Poetry frequently seen as old-fashioned but Antony Dunn, a poet and director of the annual Bridlington Poetry Festival, is in no doubt about its continuing relevance to our lives today. “If you think about it poetry is still a big part of many people’s lives than we might assume. They turn to if in difficult and in happy times.

“Barely a wedding or a funeral takes place without a poem being read and they’re not dusty old poems, they’re usually ones that have been written today.”

He points to the resurgence of performance poetry in Britain. “This was big back in the 1960s and although it possibly died down a bit in the decades in between it’s definitely on the up. You just have to look at Kate Tempest who filled the Quarry Theatre at West Yorkshire Playhouse for two nights in a row last month. That’s astonishing for a performance poet and it shows the huge appetite there is for this kind of thing.”

Even so, poetry has always suffered from something of an image problem. A few years back in a desperate, albeit understandable, bid to make it sound cool it was dubbed the “new rock ‘n’ roll”. Except it wasn’t really.

Too many people either say poetry’s “not for them” or think it’s boring. But Dunn believes there’s a new breed of writers like Leeds Young Authors who are helping bring poetry to a wider, and younger, audience. “Leeds Young Authors are at the heart of what’s going on in our region and they’re exciting to watch” he says.

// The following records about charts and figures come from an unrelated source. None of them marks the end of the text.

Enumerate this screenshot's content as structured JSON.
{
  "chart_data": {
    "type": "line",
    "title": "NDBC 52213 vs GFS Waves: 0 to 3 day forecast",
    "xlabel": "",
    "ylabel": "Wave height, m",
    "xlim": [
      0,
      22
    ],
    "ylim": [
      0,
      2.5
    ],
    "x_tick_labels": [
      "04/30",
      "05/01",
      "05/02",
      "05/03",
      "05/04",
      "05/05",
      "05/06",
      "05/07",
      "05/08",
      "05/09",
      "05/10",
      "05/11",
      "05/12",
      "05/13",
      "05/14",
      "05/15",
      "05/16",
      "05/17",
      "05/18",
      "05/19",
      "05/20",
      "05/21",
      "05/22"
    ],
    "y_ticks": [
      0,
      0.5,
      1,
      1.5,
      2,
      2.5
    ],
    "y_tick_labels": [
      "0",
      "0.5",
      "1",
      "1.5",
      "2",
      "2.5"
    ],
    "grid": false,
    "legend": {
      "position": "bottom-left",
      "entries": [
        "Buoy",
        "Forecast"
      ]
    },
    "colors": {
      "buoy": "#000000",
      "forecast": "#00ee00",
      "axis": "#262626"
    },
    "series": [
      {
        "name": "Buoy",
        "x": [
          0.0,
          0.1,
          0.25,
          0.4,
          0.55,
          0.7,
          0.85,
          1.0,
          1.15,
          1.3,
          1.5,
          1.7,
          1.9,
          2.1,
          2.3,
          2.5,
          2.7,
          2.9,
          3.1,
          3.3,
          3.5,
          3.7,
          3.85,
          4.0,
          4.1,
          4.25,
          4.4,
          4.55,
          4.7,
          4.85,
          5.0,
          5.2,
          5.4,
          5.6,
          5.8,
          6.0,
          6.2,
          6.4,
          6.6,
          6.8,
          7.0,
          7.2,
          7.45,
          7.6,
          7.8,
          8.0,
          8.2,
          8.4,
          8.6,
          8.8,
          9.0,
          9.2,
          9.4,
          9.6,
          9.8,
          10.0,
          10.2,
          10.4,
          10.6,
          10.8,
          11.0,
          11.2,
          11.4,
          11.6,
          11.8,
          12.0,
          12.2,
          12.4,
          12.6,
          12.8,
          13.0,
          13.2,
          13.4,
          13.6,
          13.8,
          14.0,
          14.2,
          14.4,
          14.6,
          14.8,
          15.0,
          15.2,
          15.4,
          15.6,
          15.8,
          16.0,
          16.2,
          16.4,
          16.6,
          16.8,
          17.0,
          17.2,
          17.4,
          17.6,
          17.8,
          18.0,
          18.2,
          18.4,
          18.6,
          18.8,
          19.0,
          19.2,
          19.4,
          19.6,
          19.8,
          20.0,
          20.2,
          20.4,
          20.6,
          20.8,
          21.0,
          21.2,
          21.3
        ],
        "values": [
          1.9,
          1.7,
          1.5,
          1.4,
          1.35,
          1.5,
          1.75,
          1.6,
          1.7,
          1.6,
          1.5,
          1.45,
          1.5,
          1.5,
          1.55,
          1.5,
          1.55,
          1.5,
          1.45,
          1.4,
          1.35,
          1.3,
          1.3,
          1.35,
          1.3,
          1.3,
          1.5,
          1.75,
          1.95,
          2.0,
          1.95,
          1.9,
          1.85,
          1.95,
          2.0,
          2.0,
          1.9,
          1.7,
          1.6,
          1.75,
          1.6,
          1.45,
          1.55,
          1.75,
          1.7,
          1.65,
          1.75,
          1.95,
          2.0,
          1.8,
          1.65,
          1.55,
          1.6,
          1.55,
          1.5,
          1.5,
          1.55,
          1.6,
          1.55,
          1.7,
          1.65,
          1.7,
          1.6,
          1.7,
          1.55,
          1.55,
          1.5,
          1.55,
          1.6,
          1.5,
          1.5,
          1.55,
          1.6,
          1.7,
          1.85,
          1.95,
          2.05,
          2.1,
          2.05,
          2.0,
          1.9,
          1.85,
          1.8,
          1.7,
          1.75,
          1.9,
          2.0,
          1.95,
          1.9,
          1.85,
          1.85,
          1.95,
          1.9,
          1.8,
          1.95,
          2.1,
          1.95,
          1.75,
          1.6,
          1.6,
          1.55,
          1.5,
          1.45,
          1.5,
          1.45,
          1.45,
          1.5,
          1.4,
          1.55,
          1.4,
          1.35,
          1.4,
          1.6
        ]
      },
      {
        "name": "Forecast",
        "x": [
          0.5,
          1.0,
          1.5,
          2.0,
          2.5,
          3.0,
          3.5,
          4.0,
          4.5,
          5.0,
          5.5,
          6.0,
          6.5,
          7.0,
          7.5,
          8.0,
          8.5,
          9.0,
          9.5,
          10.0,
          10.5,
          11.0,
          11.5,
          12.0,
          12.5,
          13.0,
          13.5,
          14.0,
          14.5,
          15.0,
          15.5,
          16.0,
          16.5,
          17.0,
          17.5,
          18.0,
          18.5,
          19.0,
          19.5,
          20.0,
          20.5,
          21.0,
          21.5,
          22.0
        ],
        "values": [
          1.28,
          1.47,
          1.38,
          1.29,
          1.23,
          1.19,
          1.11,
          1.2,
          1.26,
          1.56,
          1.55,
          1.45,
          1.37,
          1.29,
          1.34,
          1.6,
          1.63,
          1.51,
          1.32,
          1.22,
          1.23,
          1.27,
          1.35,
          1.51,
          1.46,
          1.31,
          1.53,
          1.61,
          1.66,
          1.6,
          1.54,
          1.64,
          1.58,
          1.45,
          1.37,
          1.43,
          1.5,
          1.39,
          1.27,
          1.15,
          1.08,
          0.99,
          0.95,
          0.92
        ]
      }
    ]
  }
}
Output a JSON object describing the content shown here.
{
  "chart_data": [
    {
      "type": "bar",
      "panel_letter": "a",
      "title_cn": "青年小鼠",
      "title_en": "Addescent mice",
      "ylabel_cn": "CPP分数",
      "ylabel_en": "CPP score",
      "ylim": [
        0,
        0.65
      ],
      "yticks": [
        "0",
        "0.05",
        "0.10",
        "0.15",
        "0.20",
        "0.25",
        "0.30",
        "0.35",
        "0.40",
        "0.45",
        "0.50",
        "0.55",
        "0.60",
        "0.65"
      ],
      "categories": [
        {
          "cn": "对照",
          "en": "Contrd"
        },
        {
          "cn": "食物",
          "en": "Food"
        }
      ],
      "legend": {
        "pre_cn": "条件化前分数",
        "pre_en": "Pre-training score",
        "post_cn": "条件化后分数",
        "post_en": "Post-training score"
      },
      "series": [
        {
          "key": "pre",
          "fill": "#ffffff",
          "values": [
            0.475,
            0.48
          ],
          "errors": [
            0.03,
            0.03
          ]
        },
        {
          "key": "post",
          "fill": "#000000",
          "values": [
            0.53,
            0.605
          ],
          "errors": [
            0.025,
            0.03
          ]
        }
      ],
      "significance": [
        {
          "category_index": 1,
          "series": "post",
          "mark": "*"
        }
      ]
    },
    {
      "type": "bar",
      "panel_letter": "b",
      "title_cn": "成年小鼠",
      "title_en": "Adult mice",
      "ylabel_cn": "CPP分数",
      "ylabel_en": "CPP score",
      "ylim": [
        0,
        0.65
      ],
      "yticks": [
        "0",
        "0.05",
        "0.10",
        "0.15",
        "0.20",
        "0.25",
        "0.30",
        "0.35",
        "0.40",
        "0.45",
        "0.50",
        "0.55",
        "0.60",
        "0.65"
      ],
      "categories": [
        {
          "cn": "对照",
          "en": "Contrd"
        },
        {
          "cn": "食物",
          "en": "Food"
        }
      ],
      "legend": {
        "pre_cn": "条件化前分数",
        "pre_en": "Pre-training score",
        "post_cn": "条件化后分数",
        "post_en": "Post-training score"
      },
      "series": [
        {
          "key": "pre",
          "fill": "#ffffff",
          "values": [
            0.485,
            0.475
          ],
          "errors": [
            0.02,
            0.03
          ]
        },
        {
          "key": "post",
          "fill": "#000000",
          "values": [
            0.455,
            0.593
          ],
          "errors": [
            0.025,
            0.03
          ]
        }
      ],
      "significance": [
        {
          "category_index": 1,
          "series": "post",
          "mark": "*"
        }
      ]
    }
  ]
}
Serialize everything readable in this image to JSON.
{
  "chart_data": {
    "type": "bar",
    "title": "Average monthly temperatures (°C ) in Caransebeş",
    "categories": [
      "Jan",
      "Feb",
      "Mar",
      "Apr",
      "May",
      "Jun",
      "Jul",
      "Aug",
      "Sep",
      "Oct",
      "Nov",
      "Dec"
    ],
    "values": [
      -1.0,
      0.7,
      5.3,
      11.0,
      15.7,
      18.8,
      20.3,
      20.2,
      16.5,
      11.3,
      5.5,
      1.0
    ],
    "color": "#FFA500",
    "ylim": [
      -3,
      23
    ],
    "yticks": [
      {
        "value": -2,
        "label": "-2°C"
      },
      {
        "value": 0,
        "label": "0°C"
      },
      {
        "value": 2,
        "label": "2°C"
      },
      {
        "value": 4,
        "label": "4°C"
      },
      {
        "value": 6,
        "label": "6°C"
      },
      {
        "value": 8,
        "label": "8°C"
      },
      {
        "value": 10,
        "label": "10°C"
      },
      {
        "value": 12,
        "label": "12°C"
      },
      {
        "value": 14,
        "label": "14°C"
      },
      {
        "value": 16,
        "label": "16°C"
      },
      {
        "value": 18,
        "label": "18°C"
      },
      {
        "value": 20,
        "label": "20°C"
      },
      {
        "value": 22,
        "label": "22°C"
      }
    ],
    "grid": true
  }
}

“It’s difficult for a 15 year-old to open a book of poems and think it’s cool but they can go and watch the Leeds Young Authors up on stage and think ‘that’s what I want to do.’”

Yorkshire has, of course, produced some of the finest poets ever to put pen to paper, including Ted Hughes, WH Auden, Tony Harrison and Simon Armitage, while Philip Larkin famously plumped for a life in Hull.

These literary roots are perhaps one of the reasons why a seaside town like Bridlington can sustain a poetry festival, now in its fifth year, which suggests that poetry is actually alive and well.

Dunn believes that poetry doesn’t always have to be serious and points to the popularity of people like Wendy Cope, Roger McGough and the “Bard of Barnsley” Ian McMillan. “Anyone who’s sat down for five minutes with Ian McMillan knows that poetry can be fun and that it really dosesn’t have to be dry and dusty.”